Despite his xenophobia, Emerson is right; Freudenberger's narrators travel around the world to wake up not beside the great love for which they quest, but rather their own sad, unrelenting selves. Financially stable, beautiful, and often young, the privilege accorded to the Lucky Girls serves only to compound their unhappiness. This is the poor-little-rich-kid problem redux, although dressed up in saris and salwar kameez; it is, essentially, ennui--the same ennui Emerson expressed in 1841 and not at all unlike that which is articulated by Britney Spears in her 2000 hit single "Lucky": "She's so lucky/She's a star/But she cries in her lonely heart, thinking/If there's nothing missing in my life/Then why do these tears come at night?" And yet Freudenberger's narrators--moving through stories as outwardly polished but ultimately uninteresting as pop songs--do not attempt to find answers to the questions posed by Spears; like tourists, the Lucky Girls simply look.
The lack of emotional weight in Freudenberger's book proves that to meaningfully engage with a place--the way Joyce did with Dublin or Frank O'Hara did with New York--requires a willingness to hold still somewhere in the world.

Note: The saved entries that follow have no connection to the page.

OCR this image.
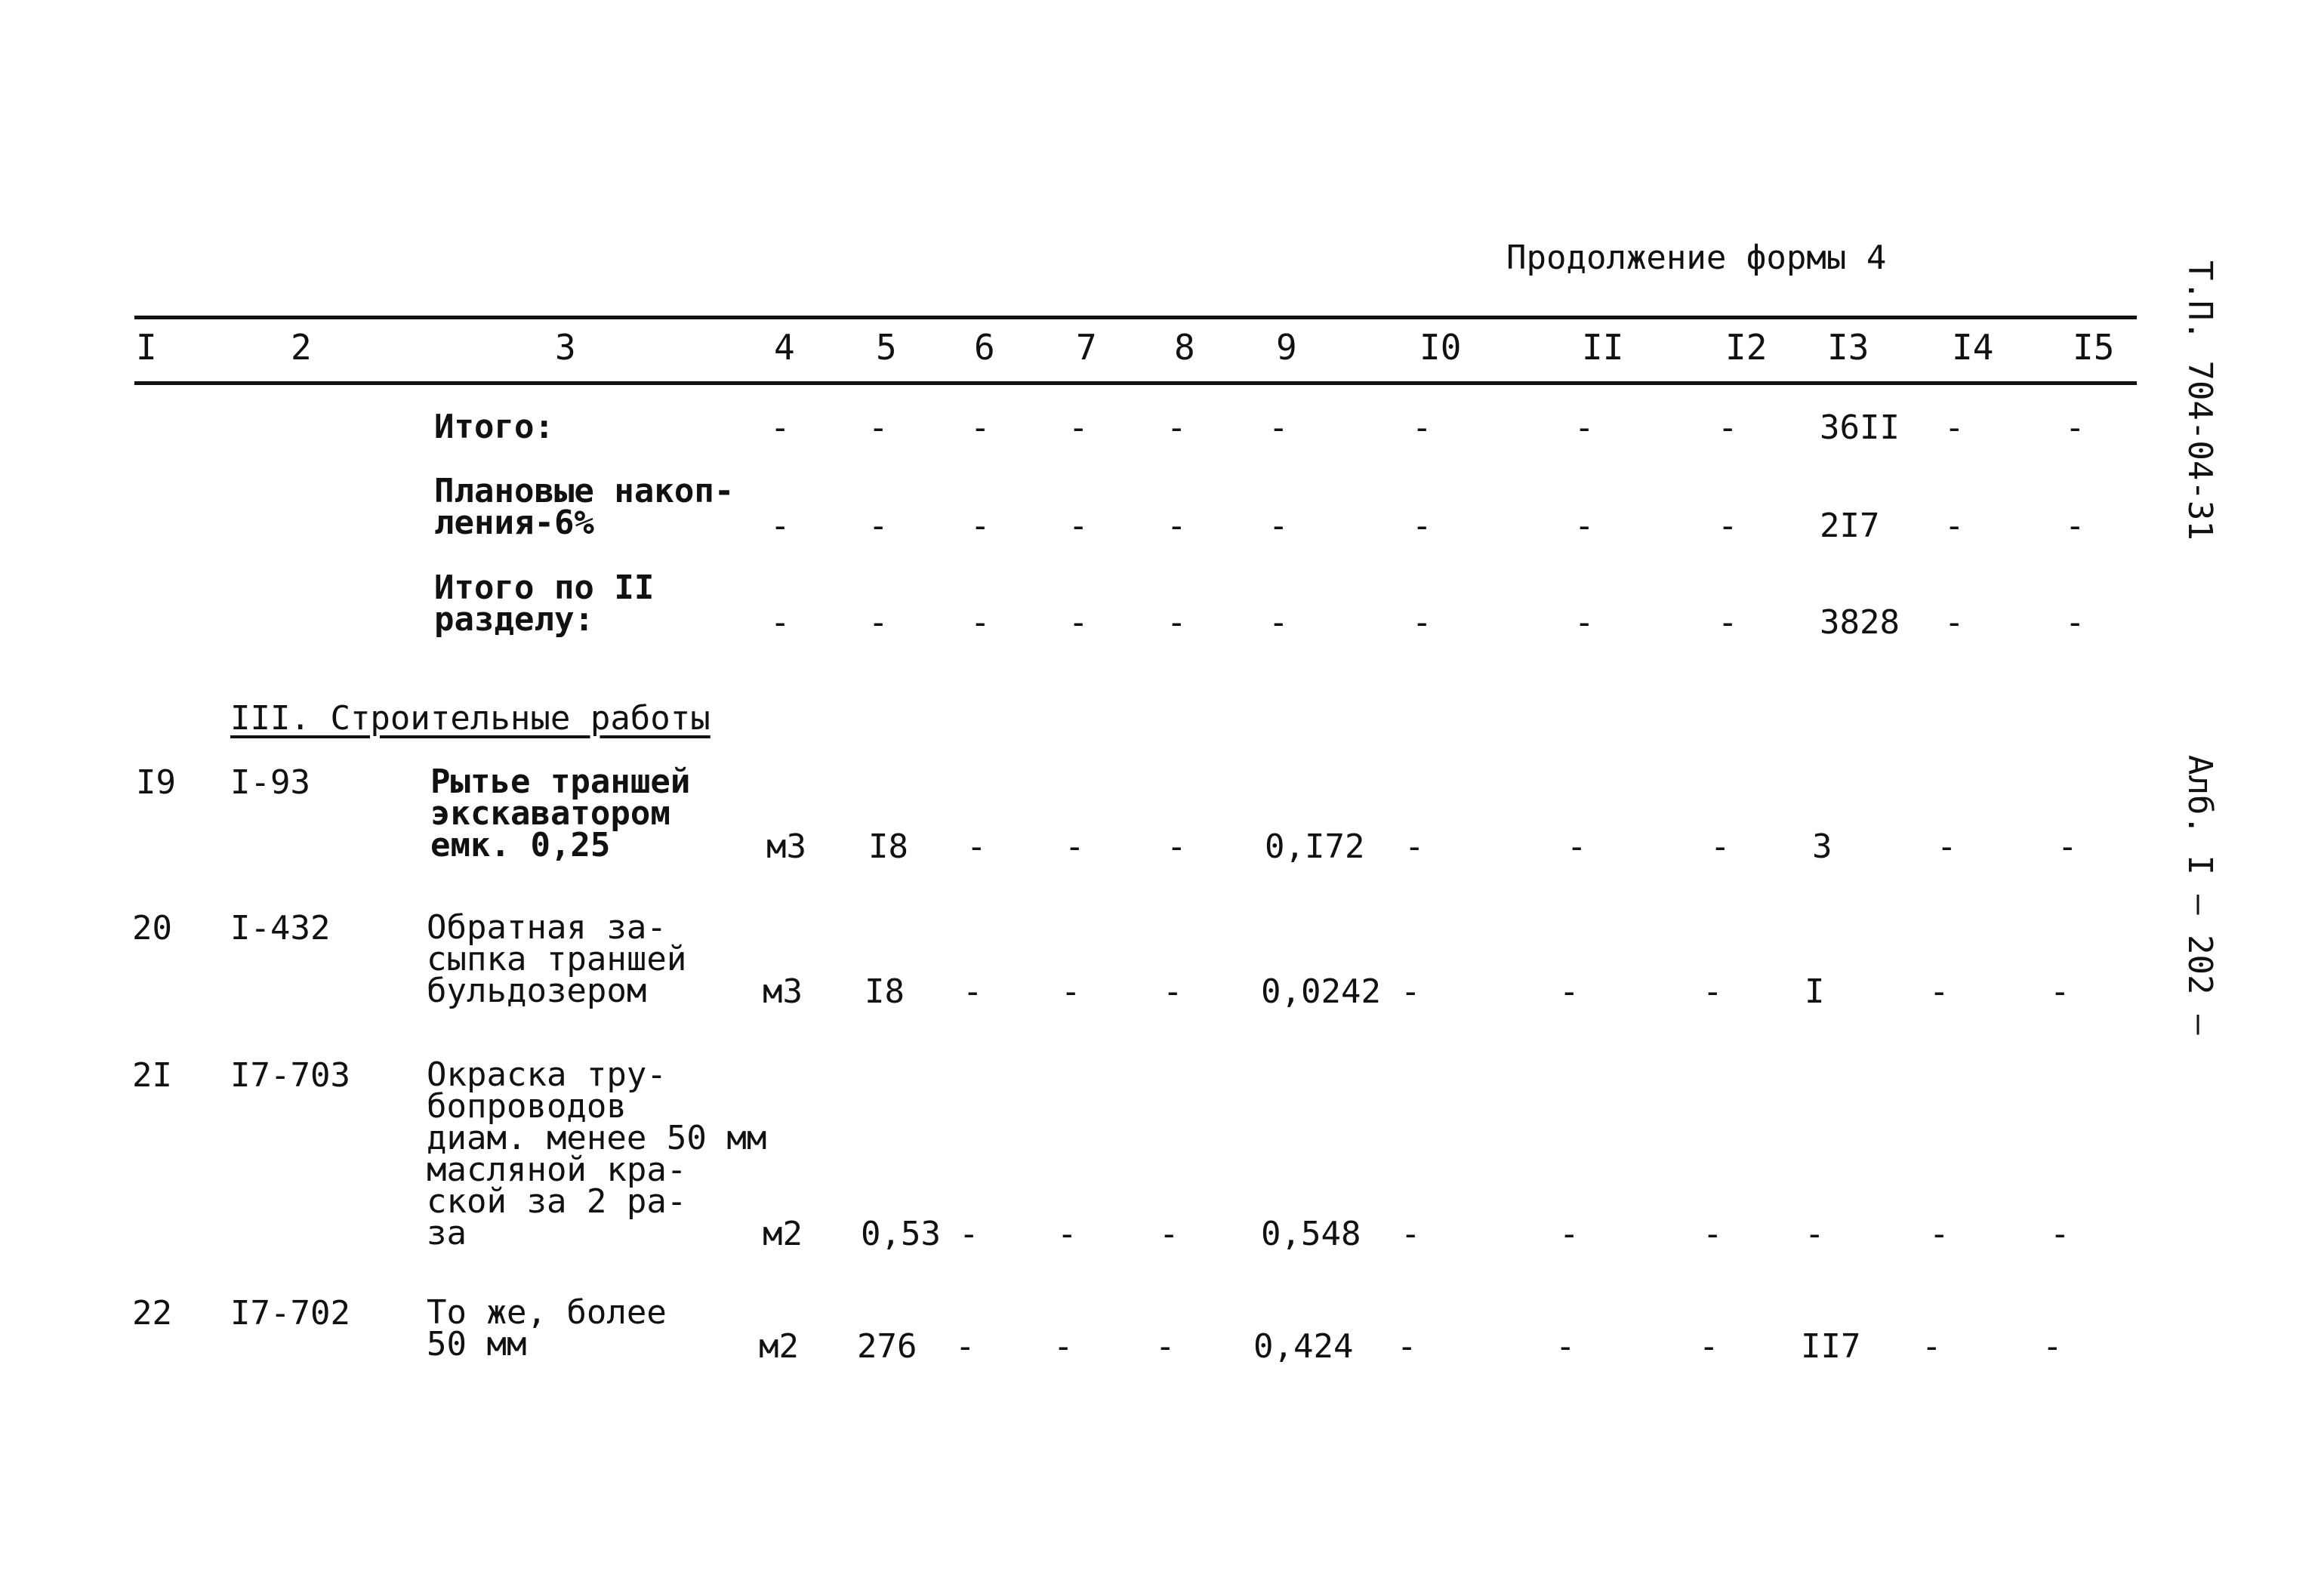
Продолжение формы 4
Т.П. 704-04-31
Алб. I
— 202 —
I	2	3	4 5 6 7 8 9	I0	II	I2 I3 I4 I5
Итого:	- - - - - -	-	-	- 36II -	-
Плановые накоп-
ления-6%	- - - - - -	-	-	- 2I7 -	-
Итого по II
разделу:	- - - - - -	-	-	- 3828 -	-
III. Строительные работы
I9 I-93	Рытье траншей
экскаватором
емк. 0,25	м3 I8 - - - 0,I72 -	-	- 3	-	-
20 I-432	Обратная за-
сыпка траншей
бульдозером	м3 I8 - - - 0,0242 -	-	- I	-	-
2I I7-703 Окраска тру-
бопроводов
диам. менее 50 мм
масляной кра-
ской за 2 ра-
за	м2 0,53 - - - 0,548 -	-	- -	-	-
22 I7-702 То же, более
50 мм	м2 276 - - - 0,424 -	-	- II7 -	-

And while I think "Letter from the Last Bastion," the last story in the collection and the only one not set abroad, is technically the least successful--told in the archaic epistolary form, full of awkward jumps from past to present--it is the most compelling because it sends down roots into a textured emotional life that simply isn't present in the other stories. It sticks fast, as Emerson would say, "like an axis of the earth," and there's not a sari in sight.